Thursday, February 23, 2017

Chart Talk {02.23.17}

Above is the current chart of the S&P 500 ETF, SPY.  The chart is from and you can double-click on it to make it larger if you would like a better view.   Today I would like to point out is what might have happened if you had listened to many of the investment or political pundits over the last nine months and let their advice determine the direction of your portfolio.  There's a trend here and I want you to pay attention.  What you hear on the news, read in the papers or see online is largely today reflecting a view that so far has been at odds with the market's behavior. First let's go back a bit in time.

Last summer as the vote over whether Great Britain would vote to stay in the European Union heated up, the media both here and over seas nearly all came out and stated what a disaster it would be if Great Britain left the Union.  Well they did vote to leave and globally it was a disaster....for about three trading days.  Both here and abroad markets rallied after the vote was cast.  Here from high to low over a two month stretch in the summer stocks rallied over 10%.  They weren't supposed to do that according to most of the experts.  Even if they did those same folks thought it was a sucker's bet and stocks would decline once investors realized the economic consequences of their decision.  Those folks are still waiting to be proven right.

Most of the same commentators felt the same way about our presidential elections back in November.  First off, most dismissed the possibility that candidate Trump could ever become President Trump.  Then they were sure it was going to be a disaster after Trump was elected President.  Instead the market has rallied almost 14% since then.  Stocks are also currently up now better than 4% since President Trump's inauguration.   

Now understand something.  Markets aren't up because investors necessarily love the President, voted for him or even agree with his policies.  The markets care about how his policies impact the economy.  In that regard, so far, the market's like what they are seeing.  They believe that an administration that advocates tax reform, repatriation of US assets abroad, less stifling regulation and a potential infrastructure spend are all positive for the economy.  As long as market's believe these things then stocks will stay on firmer footing.   Understand that markets are not making a judgement on some of Trump's social policies.  Markets for example don't care about transgendered bathroom issues, although individual investors likely have personal opinions about these things.  Rightly or wrongly, they care about economic returns and making money.  Folks who equate such things to the economy are missing the bigger picture as far as money and the markets.

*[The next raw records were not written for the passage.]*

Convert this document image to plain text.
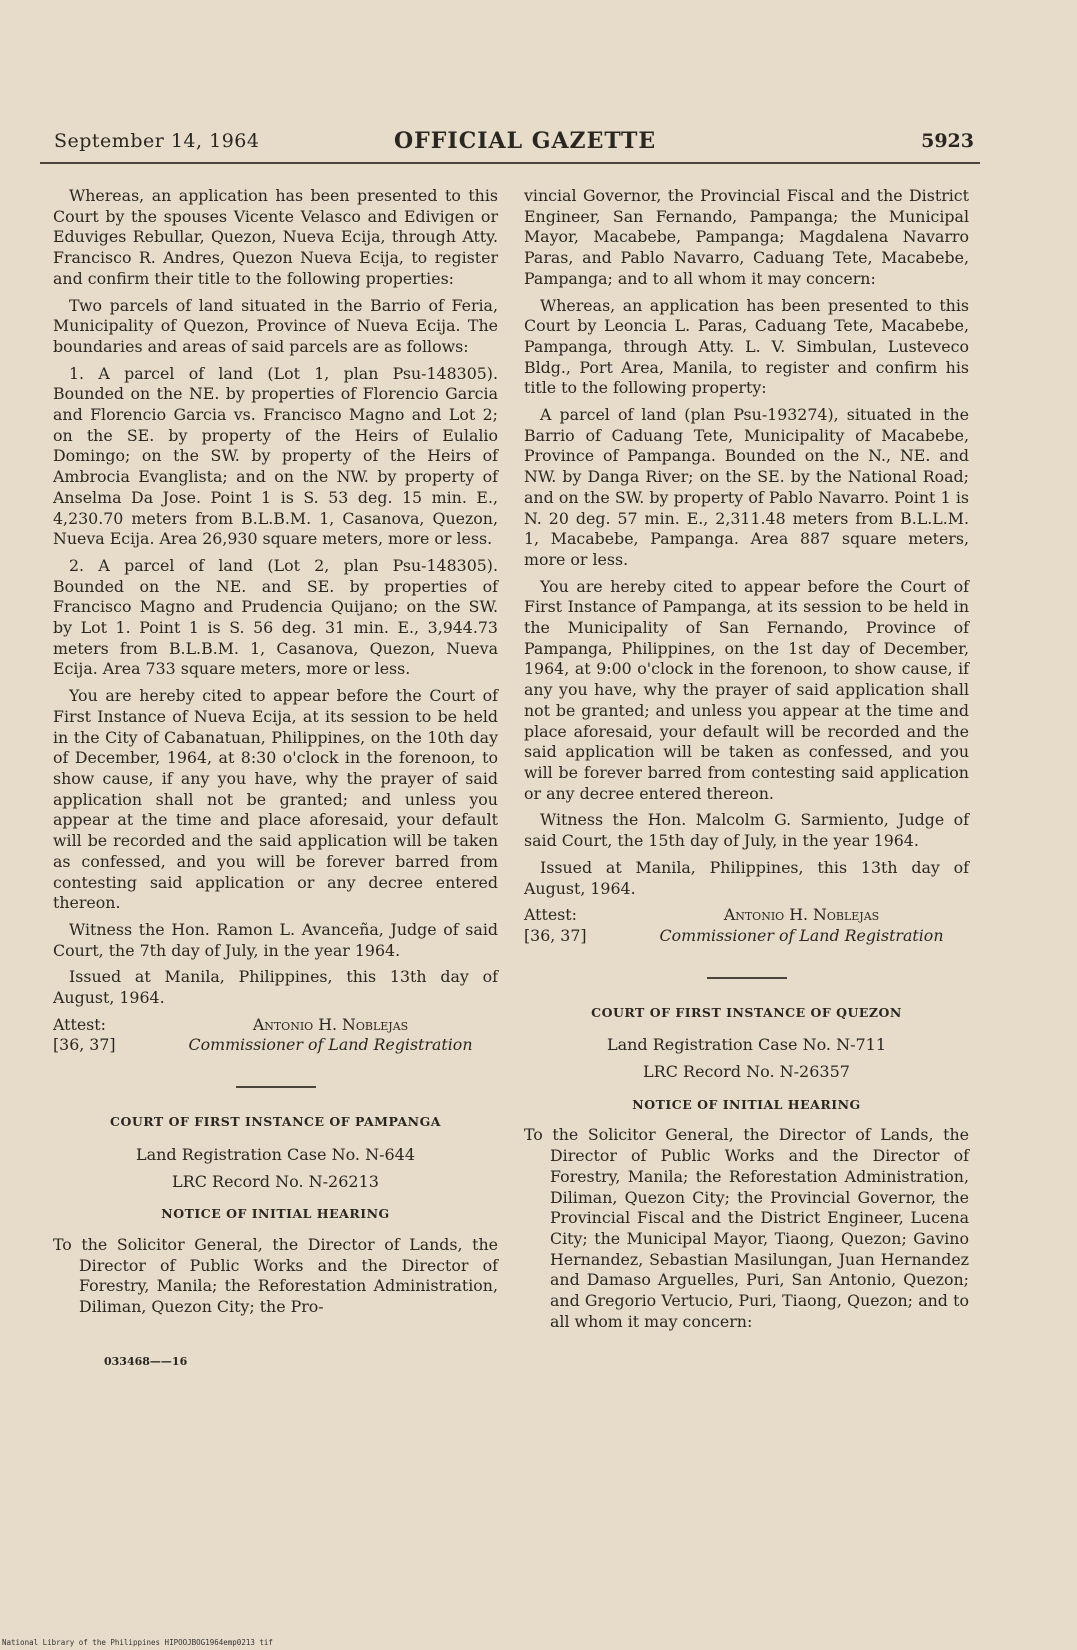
September 14, 1964	OFFICIAL GAZETTE	5923

Whereas, an application has been presented to this Court by the spouses Vicente Velasco and Edivigen or Eduviges Rebullar, Quezon, Nueva Ecija, through Atty. Francisco R. Andres, Quezon Nueva Ecija, to register and confirm their title to the following properties:

Two parcels of land situated in the Barrio of Feria, Municipality of Quezon, Province of Nueva Ecija. The boundaries and areas of said parcels are as follows:

1. A parcel of land (Lot 1, plan Psu-148305). Bounded on the NE. by properties of Florencio Garcia and Florencio Garcia vs. Francisco Magno and Lot 2; on the SE. by property of the Heirs of Eulalio Domingo; on the SW. by property of the Heirs of Ambrocia Evanglista; and on the NW. by property of Anselma Da Jose. Point 1 is S. 53 deg. 15 min. E., 4,230.70 meters from B.L.B.M. 1, Casanova, Quezon, Nueva Ecija. Area 26,930 square meters, more or less.

2. A parcel of land (Lot 2, plan Psu-148305). Bounded on the NE. and SE. by properties of Francisco Magno and Prudencia Quijano; on the SW. by Lot 1. Point 1 is S. 56 deg. 31 min. E., 3,944.73 meters from B.L.B.M. 1, Casanova, Quezon, Nueva Ecija. Area 733 square meters, more or less.

You are hereby cited to appear before the Court of First Instance of Nueva Ecija, at its session to be held in the City of Cabanatuan, Philippines, on the 10th day of December, 1964, at 8:30 o'clock in the forenoon, to show cause, if any you have, why the prayer of said application shall not be granted; and unless you appear at the time and place aforesaid, your default will be recorded and the said application will be taken as confessed, and you will be forever barred from contesting said application or any decree entered thereon.

Witness the Hon. Ramon L. Avanceña, Judge of said Court, the 7th day of July, in the year 1964.

Issued at Manila, Philippines, this 13th day of August, 1964.

Attest:	Antonio H. Noblejas
[36, 37]	Commissioner of Land Registration
COURT OF FIRST INSTANCE OF PAMPANGA

Land Registration Case No. N-644

LRC Record No. N-26213

NOTICE OF INITIAL HEARING

To the Solicitor General, the Director of Lands, the Director of Public Works and the Director of Forestry, Manila; the Reforestation Administration, Diliman, Quezon City; the Pro-

033468——16

vincial Governor, the Provincial Fiscal and the District Engineer, San Fernando, Pampanga; the Municipal Mayor, Macabebe, Pampanga; Magdalena Navarro Paras, and Pablo Navarro, Caduang Tete, Macabebe, Pampanga; and to all whom it may concern:

Whereas, an application has been presented to this Court by Leoncia L. Paras, Caduang Tete, Macabebe, Pampanga, through Atty. L. V. Simbulan, Lusteveco Bldg., Port Area, Manila, to register and confirm his title to the following property:

A parcel of land (plan Psu-193274), situated in the Barrio of Caduang Tete, Municipality of Macabebe, Province of Pampanga. Bounded on the N., NE. and NW. by Danga River; on the SE. by the National Road; and on the SW. by property of Pablo Navarro. Point 1 is N. 20 deg. 57 min. E., 2,311.48 meters from B.L.L.M. 1, Macabebe, Pampanga. Area 887 square meters, more or less.

You are hereby cited to appear before the Court of First Instance of Pampanga, at its session to be held in the Municipality of San Fernando, Province of Pampanga, Philippines, on the 1st day of December, 1964, at 9:00 o'clock in the forenoon, to show cause, if any you have, why the prayer of said application shall not be granted; and unless you appear at the time and place aforesaid, your default will be recorded and the said application will be taken as confessed, and you will be forever barred from contesting said application or any decree entered thereon.

Witness the Hon. Malcolm G. Sarmiento, Judge of said Court, the 15th day of July, in the year 1964.

Issued at Manila, Philippines, this 13th day of August, 1964.

Attest:	Antonio H. Noblejas
[36, 37]	Commissioner of Land Registration
COURT OF FIRST INSTANCE OF QUEZON

Land Registration Case No. N-711

LRC Record No. N-26357

NOTICE OF INITIAL HEARING

To the Solicitor General, the Director of Lands, the Director of Public Works and the Director of Forestry, Manila; the Reforestation Administration, Diliman, Quezon City; the Provincial Governor, the Provincial Fiscal and the District Engineer, Lucena City; the Municipal Mayor, Tiaong, Quezon; Gavino Hernandez, Sebastian Masilungan, Juan Hernandez and Damaso Arguelles, Puri, San Antonio, Quezon; and Gregorio Vertucio, Puri, Tiaong, Quezon; and to all whom it may concern:

National Library of the Philippines HIPOOJBOG1964emp0213 tif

Firmer footing does not mean we'll never see a correction or that stocks will continue on this kind of run.  Indeed right now markets are overbought and there is the hint of giddiness hitting investors that I haven't seen in ages.  That means stocks are vulnerable to and likely will have a correction at some point.  However, as long as investors believe the administration will continue to follow and be able to implement positive economic policies then corrections will likely be met with buyers at lower levels.  Investors will "buy the dips" on any pullback as long as their confidence in the administration's policies remains in place.

You will see little of this thought from most of American journalism or the opposition.  Our industrial media complex hates President Trump in a way that you have to go back to President Nixon to recall and the left hates him for many reasons.  One thing both fear is that his economic policies work ass that would be a repudiation of much of what each believes.  As a result they want him to fail.  As such they will portray nearly everything he does as evil and wrong.

I am not trying to endorse anyone's political position or critic what other people believe and I try to keep politics out of what I post here.  Indeed, there are aspects of the Trump Administration's policies I like and others that concern me.  I am a neutral in most aspects except those that can put our economy on a positive note.  Those kinds of policies I am for regardless of political affiliation.  The reason I have spent some time on the media is not to defend the President but to point out to readers here the disconnect between what's happening in the markets and what you may read in the press or see on the news.  Both increasingly try to portray the Trump Administration as a failure or an Administration that doesn't reflect American values.  Both ignore the market's performance and the millions who voted for the President.

Listening to the news since last summer would have cost you money.  It's as simple as that.

Back Monday.

*Long ETFs related to SPY in client and personal accounts although positions can change at any time without notice or dissemination on any other form of electronic media.